When Nightbreed was released in 1990, the film was plagued with issues. The studio wasn’t keen on a movie that portrayed monsters as sympathetic creatures, and so, in an act of butchery that only the big studios are capable of, they made cuts and changes to the film that severely altered the tone that Clive Barker was going for. This being his sophomore feature - and clearly a project that he cared deeply about - Barker was devastated that his vision had been tainted. Over the years, the film began to develop a cult following. Even fans of the film knew that pieces were missing and that this was a world that hadn’t been fully explored. As time passed, new footage was found and the “Cabal Cut” was created. However, the quality of the found footage in this version left much to be desired.
Cut to 2014, and we now have the director’s cut - the definitive cut, thanks to producer Mark A. Miller, who would not rest until Nightbreed was finally complete. The dedication to this restoration is admirable, and all of that love ends up on the screen. This is a film that is begging to be rediscovered.
Nightbreed is based on Clive Barker’s own novella, entitled “Cabal”, and tells the tale of Aaron Boone, a mentally fragile young man who constantly dreams of a place called Midian, a dwelling place for monsters who have set themselves apart from the rest of the world. Worried that the dreams are becoming more frequent, Aaron’s girlfriend asks him to visit his psychotherapist, the sinister Dr. Philip K. Decker (played by a super creepy David Cronenberg), and is manipulated into believing that he is responsible for a series of horrific murders. A series of strange events at a local hospital lead Aaron to Midian, where he meets several fascinating and strange creatures - the “nightbreeds” - the very beings who will help him to discover his true destiny. Aaron will face many obstacles, including the prejudiced town lawmen who loathe the monsters - and a terrifying serial killer.

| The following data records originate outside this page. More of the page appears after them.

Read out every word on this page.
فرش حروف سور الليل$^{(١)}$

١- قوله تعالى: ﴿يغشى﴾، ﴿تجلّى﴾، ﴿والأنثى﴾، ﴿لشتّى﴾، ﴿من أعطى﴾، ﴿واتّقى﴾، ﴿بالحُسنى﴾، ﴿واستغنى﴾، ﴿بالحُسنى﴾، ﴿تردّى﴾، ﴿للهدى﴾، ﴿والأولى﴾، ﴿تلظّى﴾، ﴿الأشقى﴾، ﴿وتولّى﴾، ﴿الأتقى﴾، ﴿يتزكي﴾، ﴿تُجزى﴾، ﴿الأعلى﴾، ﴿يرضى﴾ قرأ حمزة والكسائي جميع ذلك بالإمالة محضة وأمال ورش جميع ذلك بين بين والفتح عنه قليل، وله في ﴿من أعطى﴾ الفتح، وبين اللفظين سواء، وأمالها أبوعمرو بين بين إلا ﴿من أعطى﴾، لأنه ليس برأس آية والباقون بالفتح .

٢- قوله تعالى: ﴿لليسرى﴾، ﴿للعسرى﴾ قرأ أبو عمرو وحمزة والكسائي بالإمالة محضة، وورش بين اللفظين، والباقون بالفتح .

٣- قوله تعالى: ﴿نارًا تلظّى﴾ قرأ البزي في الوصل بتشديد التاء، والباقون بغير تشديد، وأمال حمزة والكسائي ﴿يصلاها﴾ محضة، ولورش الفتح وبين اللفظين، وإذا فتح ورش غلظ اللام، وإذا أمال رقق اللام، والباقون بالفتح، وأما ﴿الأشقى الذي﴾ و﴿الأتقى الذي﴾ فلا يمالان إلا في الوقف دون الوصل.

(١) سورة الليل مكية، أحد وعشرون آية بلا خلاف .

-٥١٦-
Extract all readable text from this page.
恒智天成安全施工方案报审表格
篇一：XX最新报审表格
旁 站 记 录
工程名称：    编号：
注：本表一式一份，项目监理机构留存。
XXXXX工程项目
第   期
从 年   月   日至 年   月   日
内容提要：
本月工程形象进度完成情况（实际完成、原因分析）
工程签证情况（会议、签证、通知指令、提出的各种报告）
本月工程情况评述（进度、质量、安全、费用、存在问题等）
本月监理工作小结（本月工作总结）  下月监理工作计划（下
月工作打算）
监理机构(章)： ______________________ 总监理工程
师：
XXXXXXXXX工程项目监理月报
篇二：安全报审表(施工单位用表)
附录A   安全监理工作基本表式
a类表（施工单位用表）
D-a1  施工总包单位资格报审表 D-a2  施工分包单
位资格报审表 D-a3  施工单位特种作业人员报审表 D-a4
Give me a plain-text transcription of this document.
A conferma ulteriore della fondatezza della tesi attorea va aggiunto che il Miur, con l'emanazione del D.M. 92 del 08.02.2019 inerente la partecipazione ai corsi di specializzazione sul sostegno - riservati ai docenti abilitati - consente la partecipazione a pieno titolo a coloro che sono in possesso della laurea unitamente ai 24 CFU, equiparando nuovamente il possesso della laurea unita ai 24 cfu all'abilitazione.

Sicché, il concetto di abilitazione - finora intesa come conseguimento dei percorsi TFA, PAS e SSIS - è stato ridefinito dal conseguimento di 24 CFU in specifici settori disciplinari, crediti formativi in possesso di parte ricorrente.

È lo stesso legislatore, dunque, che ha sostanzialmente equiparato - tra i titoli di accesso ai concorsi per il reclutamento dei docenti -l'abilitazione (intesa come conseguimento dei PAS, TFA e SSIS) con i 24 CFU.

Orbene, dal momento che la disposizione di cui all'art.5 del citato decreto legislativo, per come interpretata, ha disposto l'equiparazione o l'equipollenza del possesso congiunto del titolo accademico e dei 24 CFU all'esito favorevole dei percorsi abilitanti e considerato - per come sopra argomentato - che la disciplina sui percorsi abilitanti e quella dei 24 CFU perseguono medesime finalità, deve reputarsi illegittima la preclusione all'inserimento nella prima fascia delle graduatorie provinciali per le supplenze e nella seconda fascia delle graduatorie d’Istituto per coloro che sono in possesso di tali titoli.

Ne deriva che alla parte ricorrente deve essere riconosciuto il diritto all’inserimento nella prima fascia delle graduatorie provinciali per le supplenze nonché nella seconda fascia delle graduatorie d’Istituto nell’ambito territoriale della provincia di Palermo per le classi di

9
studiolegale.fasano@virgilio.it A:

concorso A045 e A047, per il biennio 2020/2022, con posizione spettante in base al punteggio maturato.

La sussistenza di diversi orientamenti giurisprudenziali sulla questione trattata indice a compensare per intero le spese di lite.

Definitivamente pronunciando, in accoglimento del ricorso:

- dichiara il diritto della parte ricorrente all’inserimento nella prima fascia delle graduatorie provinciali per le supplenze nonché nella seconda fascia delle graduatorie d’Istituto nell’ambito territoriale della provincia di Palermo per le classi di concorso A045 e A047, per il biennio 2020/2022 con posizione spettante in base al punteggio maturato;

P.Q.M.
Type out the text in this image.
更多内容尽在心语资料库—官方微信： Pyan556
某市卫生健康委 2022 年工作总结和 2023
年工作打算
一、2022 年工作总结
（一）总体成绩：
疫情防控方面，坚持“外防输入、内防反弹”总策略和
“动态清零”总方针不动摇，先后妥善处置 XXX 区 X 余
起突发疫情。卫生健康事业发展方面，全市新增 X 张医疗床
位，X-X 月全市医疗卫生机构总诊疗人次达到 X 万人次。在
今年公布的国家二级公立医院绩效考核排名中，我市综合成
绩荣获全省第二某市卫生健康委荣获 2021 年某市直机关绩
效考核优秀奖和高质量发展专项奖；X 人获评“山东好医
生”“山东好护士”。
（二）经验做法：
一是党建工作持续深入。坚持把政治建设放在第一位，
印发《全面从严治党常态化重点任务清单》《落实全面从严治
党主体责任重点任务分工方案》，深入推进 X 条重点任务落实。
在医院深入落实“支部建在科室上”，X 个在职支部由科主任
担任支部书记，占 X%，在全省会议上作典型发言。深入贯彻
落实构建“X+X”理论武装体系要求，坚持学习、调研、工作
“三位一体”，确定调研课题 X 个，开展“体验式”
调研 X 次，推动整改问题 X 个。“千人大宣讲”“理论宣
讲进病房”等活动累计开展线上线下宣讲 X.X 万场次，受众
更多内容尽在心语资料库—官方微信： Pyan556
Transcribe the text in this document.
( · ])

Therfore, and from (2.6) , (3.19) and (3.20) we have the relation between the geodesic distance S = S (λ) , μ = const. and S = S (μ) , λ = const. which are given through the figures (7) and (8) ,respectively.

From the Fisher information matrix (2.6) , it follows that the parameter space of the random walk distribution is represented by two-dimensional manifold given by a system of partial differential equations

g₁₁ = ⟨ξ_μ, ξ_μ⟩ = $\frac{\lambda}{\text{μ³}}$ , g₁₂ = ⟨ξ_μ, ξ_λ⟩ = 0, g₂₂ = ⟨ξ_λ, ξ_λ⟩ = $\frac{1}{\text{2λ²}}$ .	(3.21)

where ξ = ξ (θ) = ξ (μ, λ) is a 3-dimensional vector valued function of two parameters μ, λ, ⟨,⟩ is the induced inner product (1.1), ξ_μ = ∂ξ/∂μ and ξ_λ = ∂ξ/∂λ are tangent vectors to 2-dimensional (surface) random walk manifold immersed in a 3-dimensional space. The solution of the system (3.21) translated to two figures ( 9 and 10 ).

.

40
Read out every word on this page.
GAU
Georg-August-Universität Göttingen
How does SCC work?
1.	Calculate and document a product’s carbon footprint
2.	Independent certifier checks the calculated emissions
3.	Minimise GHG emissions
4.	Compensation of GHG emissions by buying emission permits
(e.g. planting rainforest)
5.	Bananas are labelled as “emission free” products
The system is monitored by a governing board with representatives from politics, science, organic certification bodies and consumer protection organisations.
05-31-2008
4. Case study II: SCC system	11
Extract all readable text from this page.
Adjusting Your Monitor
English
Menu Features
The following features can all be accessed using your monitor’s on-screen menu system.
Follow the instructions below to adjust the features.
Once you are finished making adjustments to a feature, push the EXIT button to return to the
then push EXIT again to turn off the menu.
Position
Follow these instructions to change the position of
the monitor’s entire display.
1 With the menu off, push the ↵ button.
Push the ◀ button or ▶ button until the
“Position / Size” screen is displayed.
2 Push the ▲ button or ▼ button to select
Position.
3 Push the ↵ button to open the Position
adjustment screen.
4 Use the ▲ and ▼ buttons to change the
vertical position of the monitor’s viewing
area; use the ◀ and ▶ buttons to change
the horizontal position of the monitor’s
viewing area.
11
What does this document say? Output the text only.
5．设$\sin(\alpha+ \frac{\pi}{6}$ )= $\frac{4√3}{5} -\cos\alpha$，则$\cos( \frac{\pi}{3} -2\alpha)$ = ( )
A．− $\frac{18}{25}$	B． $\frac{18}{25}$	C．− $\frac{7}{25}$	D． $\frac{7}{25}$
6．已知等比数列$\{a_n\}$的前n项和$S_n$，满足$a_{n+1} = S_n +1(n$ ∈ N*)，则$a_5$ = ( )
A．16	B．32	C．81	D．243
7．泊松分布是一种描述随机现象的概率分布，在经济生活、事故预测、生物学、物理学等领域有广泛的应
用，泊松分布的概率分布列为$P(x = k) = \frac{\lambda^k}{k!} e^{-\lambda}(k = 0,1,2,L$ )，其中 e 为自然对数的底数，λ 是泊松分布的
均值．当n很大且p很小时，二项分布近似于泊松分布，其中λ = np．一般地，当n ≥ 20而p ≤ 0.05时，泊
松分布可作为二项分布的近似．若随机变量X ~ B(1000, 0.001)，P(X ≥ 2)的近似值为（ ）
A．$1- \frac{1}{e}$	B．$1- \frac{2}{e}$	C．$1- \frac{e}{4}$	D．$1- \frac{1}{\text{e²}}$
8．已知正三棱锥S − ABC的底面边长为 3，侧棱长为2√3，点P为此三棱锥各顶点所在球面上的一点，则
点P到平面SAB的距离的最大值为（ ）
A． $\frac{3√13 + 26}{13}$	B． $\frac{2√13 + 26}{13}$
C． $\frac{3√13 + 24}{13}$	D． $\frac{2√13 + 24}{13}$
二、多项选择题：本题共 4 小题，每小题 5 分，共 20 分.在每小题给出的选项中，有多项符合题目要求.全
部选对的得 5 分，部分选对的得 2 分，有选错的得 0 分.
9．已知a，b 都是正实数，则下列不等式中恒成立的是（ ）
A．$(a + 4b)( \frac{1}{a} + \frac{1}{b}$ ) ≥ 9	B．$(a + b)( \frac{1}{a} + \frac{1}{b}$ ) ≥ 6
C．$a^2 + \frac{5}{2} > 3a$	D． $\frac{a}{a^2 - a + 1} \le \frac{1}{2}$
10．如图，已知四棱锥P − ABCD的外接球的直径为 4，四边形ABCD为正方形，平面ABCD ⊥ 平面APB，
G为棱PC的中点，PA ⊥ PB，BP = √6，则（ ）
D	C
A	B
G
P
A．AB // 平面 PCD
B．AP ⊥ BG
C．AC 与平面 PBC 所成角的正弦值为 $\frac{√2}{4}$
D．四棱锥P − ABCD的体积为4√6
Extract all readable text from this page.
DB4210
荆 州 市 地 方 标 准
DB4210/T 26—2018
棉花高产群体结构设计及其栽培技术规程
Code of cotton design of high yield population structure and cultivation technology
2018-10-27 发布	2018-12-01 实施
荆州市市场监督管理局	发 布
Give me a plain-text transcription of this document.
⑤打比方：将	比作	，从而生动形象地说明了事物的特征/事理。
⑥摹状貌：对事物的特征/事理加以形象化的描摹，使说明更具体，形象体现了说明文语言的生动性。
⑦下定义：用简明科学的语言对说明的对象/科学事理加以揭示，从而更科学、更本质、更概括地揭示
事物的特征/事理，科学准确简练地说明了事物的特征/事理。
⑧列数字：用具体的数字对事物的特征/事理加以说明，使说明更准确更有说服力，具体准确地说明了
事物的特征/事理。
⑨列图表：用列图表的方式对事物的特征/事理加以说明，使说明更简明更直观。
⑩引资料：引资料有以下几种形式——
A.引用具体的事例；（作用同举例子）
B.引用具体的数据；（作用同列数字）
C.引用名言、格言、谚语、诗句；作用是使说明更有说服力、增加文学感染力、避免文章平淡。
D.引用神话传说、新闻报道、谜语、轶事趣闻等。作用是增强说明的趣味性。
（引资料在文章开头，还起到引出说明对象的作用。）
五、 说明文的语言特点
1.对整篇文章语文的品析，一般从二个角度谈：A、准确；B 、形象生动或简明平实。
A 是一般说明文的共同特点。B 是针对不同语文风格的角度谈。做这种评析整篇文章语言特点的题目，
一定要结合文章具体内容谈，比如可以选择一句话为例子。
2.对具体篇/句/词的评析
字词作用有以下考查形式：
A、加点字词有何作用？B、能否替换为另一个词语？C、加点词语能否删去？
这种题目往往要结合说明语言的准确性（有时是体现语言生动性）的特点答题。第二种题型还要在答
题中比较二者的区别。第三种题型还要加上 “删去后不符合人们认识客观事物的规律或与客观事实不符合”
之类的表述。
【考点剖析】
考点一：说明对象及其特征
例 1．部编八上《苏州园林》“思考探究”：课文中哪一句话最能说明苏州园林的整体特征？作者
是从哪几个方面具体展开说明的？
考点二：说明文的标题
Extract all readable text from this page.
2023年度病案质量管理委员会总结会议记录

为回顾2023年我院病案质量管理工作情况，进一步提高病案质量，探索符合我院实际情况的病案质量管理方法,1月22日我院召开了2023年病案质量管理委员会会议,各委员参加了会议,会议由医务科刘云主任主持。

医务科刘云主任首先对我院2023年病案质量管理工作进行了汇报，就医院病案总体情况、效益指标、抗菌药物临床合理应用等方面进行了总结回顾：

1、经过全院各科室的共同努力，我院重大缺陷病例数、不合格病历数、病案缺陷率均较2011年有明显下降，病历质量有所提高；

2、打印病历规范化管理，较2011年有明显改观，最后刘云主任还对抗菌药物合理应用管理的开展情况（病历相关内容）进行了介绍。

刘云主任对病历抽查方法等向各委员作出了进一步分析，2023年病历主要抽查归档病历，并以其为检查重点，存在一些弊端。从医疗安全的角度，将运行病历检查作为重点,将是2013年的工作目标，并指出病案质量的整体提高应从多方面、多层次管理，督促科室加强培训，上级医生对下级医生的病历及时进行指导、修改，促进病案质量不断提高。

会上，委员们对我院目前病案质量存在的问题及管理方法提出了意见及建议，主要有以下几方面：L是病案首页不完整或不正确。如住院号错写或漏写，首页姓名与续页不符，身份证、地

I’m trying my best to be as vague as I possibly can in order to avoid serious spoilers. When it comes to Nightbreed, the less that you know going in, the better. Clive Barker has given us a rich new world to roam around in, with characters that we will never forget. It’s hard to believe that this film has been around for so long and has been so misunderstood and under appreciated. Granted, the theatrical cut lacked all of the substance that we find in this new cut, but it was always an endlessly imaginative picture, ripe with possibilities. It helps that Nightbreed is a film for adults, hence the R rating. It pulls no punches, and can be quite shocking at times. Anything can happen in a film like this.
And then there is the music. There is a strong emotional core to Nightbreed, which is highlighted by a beautiful score from Danny Elfman - a soundtrack that should be re-released as soon as possible. This is by far one of the composers best pieces.
Nightbreed is a classic, plain and simple. For those of you who have never seen it, who will be lucky enough to stumble upon this new release at some point in the future, just know that you are in for a real treat. You really don’t want to miss this one! Shout Factory has really outdone themselves as far as this release is concerned, and the fans are going to love it. There are two releases: a standalone Blu-ray that only features the director’s cut, and a limited three-disc edition that features additional special features, as well as the digitally remastered theatrical cut of the film. I was only able to review the standalone release, but I was more than happy with it.
Special features include an introduction with Clive Barker and Mark A. Miller, a highly informative audio commentary, interviews with various actors and crew members, a theatrical trailer, and more!
Do yourself a favor: stop what you are doing and purchase a copy as soon as possible! I promise you that you will not be disappointed! And Clive Barker, please make another movie soon! It’s been way too long.